Lying can sound like the truth since it can cite facts and data, but the intention is to deceive others. Being discreet may be quiet on some facts and data without denying them. The motive behind is not to deceive but to help others appreciate a relevant truth.
That’s simply because human as we are, we get to know and appreciate the truth in stages. We hardly can take the whole truth in one go. And so we have to know and handle the truth with discretion.
To distinguish between lying and being discreet would require us to have a proper understanding of what truth is, where to find it and how to find it. It is also a matter of how and when to present it.

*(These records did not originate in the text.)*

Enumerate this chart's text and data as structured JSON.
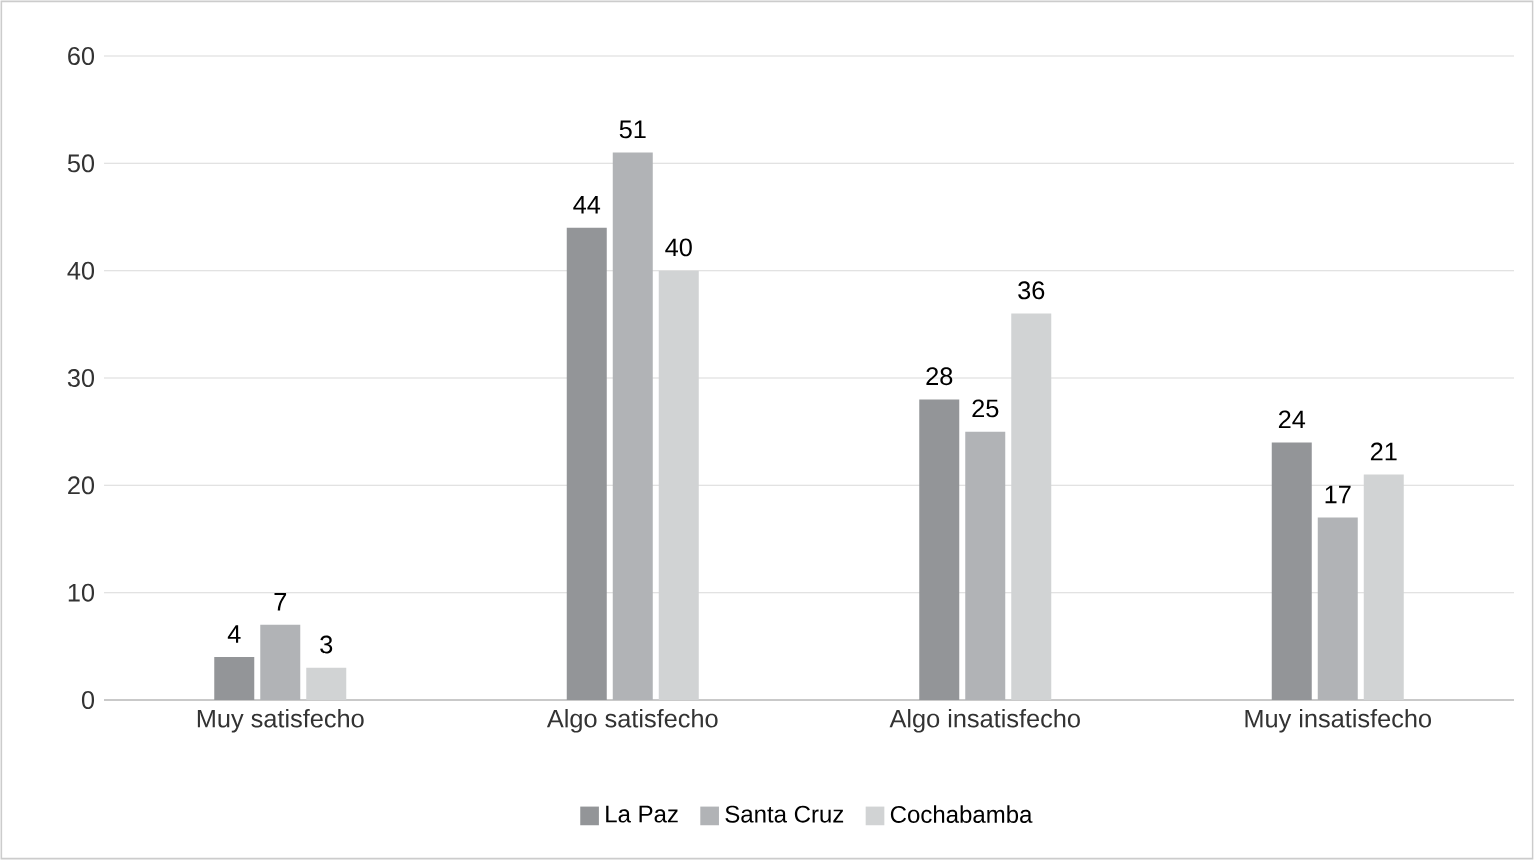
{
  "chart_data": {
    "type": "bar",
    "categories": [
      "Muy satisfecho",
      "Algo satisfecho",
      "Algo insatisfecho",
      "Muy insatisfecho"
    ],
    "series": [
      {
        "name": "La Paz",
        "color": "#939598",
        "values": [
          4,
          44,
          28,
          24
        ]
      },
      {
        "name": "Santa Cruz",
        "color": "#b1b3b6",
        "values": [
          7,
          51,
          25,
          17
        ]
      },
      {
        "name": "Cochabamba",
        "color": "#d1d3d4",
        "values": [
          3,
          40,
          36,
          21
        ]
      }
    ],
    "ylim": [
      0,
      60
    ],
    "yticks": [
      0,
      10,
      20,
      30,
      40,
      50,
      60
    ],
    "grid": "y",
    "legend": "bottom",
    "data_labels": true
  }
}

It also involves the question of motives. Truthfulness and discretion are not just a matter of producing facts and data, blabbering them indiscriminately. They necessarily have to consider the intentions and the circumstances also.
Most importantly, truthfulness and discretion will always uphold charity even if in a given moment such effort would involve a lot of sacrifice. It’s charity that would dictate the terms of discretion in telling the truth.

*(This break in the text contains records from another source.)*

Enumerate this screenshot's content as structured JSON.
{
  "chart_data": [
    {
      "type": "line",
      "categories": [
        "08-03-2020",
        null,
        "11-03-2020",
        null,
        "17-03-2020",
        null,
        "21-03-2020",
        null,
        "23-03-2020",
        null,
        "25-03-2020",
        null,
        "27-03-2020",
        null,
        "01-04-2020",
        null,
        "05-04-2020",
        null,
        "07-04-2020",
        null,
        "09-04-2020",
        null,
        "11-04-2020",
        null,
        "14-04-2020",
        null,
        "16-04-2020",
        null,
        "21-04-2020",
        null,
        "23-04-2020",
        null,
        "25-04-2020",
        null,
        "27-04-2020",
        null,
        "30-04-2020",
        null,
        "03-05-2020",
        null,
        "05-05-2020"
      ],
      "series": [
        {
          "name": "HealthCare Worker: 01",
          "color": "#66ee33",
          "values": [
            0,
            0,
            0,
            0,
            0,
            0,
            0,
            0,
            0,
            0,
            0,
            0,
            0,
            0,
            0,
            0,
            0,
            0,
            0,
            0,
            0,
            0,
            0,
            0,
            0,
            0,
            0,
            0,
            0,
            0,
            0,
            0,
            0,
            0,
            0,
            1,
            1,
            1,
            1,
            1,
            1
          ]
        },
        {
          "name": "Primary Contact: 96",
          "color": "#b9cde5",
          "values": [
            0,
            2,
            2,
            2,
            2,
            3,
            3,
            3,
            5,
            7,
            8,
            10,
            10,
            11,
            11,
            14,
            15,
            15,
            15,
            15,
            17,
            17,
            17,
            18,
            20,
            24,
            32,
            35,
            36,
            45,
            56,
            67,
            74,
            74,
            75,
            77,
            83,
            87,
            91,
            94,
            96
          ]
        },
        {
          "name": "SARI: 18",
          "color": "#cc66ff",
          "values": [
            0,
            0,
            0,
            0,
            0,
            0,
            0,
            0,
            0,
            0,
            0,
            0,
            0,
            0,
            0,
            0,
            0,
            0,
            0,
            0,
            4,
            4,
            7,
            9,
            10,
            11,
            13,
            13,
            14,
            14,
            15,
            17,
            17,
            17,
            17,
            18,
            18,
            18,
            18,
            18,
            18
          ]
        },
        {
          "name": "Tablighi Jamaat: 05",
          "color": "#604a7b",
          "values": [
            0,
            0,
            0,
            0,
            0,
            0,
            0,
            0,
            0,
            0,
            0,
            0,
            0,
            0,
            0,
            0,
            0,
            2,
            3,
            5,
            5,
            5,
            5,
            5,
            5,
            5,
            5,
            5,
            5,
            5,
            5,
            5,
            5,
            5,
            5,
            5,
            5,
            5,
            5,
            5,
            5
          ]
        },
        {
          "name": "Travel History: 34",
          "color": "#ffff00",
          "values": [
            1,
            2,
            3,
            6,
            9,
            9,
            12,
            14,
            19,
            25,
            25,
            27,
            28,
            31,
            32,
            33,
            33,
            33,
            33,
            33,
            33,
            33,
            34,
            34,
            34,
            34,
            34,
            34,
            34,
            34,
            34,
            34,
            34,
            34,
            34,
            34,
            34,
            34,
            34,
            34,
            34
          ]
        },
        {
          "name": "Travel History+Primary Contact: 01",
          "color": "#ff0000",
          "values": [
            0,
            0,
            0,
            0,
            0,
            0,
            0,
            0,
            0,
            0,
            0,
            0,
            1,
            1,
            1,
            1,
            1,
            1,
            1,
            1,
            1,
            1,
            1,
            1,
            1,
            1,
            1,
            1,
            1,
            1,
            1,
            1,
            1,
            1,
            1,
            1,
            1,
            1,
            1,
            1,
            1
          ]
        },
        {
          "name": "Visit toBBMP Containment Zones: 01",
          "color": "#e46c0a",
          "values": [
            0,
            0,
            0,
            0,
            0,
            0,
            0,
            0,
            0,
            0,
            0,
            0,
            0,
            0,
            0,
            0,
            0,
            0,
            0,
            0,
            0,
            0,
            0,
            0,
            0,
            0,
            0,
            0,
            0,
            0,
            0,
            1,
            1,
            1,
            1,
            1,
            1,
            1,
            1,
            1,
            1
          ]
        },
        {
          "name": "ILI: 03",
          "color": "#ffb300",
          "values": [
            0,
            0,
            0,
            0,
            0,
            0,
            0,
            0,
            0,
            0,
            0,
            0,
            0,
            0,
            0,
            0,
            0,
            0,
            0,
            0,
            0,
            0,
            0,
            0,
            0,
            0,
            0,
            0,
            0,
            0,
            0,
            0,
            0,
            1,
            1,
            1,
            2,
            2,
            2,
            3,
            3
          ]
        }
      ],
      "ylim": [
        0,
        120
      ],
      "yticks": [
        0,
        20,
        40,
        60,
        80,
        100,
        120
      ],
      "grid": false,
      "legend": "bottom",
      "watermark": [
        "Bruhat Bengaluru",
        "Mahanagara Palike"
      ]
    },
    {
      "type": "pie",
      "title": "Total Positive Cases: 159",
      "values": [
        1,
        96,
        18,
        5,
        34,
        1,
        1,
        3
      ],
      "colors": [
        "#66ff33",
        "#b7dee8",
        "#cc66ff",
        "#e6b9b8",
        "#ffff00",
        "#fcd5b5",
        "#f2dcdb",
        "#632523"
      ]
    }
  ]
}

The forcefulness of truthfulness and discretion is never one of pride and arrogance, of wanting to dominate and control others. It is rather to uphold the dignity of the person as image and likeness of God and a child of his. It is working for the common good and not just for one’s own interest.
To be sure, truthfulness that would know how to distinguish between lying and being discreet would require nothing less than for us to have a vital, intimate relation with God who reveals himself to us fully in Christ, who in turn is made present to us now in the Holy Spirit.

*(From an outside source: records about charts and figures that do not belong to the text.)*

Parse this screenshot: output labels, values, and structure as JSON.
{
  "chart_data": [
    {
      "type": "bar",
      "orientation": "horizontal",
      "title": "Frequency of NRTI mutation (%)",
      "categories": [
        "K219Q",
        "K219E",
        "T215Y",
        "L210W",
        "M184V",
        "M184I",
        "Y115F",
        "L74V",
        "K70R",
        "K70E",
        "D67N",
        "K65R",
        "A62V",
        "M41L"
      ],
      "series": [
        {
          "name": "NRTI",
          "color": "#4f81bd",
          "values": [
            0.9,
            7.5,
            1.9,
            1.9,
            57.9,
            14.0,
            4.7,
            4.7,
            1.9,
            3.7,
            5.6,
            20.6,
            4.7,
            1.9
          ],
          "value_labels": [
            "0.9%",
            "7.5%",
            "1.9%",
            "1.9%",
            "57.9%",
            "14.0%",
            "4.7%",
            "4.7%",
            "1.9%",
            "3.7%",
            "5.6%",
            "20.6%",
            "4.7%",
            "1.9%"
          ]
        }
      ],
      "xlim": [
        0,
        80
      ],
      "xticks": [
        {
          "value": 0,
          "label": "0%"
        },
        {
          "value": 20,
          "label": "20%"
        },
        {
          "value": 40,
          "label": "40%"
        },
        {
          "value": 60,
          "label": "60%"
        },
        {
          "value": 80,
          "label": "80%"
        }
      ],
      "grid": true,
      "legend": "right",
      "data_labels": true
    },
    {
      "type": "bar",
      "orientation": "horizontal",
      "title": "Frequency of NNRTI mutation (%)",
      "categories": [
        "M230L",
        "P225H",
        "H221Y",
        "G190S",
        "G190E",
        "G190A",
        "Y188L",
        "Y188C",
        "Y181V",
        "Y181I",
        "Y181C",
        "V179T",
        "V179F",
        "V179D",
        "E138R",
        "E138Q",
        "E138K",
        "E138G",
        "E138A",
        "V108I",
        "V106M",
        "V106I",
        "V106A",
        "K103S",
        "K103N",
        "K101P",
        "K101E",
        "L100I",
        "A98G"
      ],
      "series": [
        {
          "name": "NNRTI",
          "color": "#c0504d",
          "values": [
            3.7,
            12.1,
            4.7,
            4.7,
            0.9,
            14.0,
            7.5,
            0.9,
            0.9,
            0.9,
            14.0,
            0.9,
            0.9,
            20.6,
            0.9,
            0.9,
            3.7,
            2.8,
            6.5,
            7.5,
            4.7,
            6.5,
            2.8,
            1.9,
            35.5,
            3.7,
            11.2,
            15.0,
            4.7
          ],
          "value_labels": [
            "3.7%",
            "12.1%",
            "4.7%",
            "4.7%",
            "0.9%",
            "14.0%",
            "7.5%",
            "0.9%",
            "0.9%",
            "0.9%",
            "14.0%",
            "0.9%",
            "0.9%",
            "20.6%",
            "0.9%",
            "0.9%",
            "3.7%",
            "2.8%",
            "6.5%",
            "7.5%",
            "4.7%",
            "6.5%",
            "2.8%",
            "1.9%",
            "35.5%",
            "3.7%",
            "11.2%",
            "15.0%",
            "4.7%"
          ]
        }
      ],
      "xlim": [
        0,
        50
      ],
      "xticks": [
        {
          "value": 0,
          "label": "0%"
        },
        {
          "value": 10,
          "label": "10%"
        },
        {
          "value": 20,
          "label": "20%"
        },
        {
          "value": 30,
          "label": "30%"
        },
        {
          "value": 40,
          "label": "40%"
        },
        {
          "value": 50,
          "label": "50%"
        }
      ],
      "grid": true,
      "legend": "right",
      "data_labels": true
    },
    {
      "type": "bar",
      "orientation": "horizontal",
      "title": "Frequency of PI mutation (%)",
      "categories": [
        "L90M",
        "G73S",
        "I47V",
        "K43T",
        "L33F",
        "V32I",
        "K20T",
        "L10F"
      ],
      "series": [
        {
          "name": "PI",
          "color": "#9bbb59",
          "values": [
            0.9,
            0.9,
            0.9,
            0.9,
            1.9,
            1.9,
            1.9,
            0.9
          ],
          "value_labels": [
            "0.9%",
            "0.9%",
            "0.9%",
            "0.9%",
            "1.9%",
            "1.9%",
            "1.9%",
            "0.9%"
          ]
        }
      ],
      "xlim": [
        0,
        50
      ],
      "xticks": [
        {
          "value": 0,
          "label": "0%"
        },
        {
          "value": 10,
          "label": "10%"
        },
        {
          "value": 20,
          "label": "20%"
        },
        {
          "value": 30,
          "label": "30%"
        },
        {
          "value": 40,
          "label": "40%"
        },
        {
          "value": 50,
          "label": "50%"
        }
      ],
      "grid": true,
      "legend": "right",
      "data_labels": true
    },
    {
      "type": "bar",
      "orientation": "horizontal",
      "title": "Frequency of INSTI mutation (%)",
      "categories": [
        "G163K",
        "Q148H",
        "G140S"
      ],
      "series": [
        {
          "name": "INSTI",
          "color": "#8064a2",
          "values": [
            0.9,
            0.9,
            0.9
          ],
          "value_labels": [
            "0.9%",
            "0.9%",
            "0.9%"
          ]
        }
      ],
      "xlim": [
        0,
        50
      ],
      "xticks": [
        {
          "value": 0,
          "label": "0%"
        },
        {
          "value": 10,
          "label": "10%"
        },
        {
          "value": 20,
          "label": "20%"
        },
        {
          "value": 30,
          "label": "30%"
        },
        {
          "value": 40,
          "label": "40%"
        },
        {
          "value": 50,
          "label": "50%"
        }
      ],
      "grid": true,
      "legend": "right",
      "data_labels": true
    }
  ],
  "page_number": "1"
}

Christ himself has told us where to find the truth. “I am the way, the truth and the life,” he said. (Jn 14,6) And even more explicitly, he said to Pilate: “Everyone on the side of the truth listens to me.” (Jn 18,37)
The obvious basis for this is that God, of course, being the creator of all things in the world, would know everything. He is the very foundation of reality, the very measure and standard of truth. Nothing is true, in the proper sense of the word, true, where God is ignored, if not mocked. It is God where truth and charity become identical.
Truthfulness that would know how to distinguish between lying and being discreet just cannot be a matter of our own estimation of things, no matter how well supported we feel our assertions are.
We always need to refer things to God and try our best to see and understand things and later to talk about them the way God sees, understands and would talk about them.
This can only happen if one has a personal relation with God through Christ in the Holy Spirit. This will involve constant prayer, thorough study of the doctrine of our faith, developing the whole range of virtues all throughout our life, especially the virtue of humility.
This will involve the supernatural means like having constant recourse to the sacraments and an active cooperation in the continuing redemptive work of Christ through personal apostolate. That way, we truly get in touch with the people in the most objective way!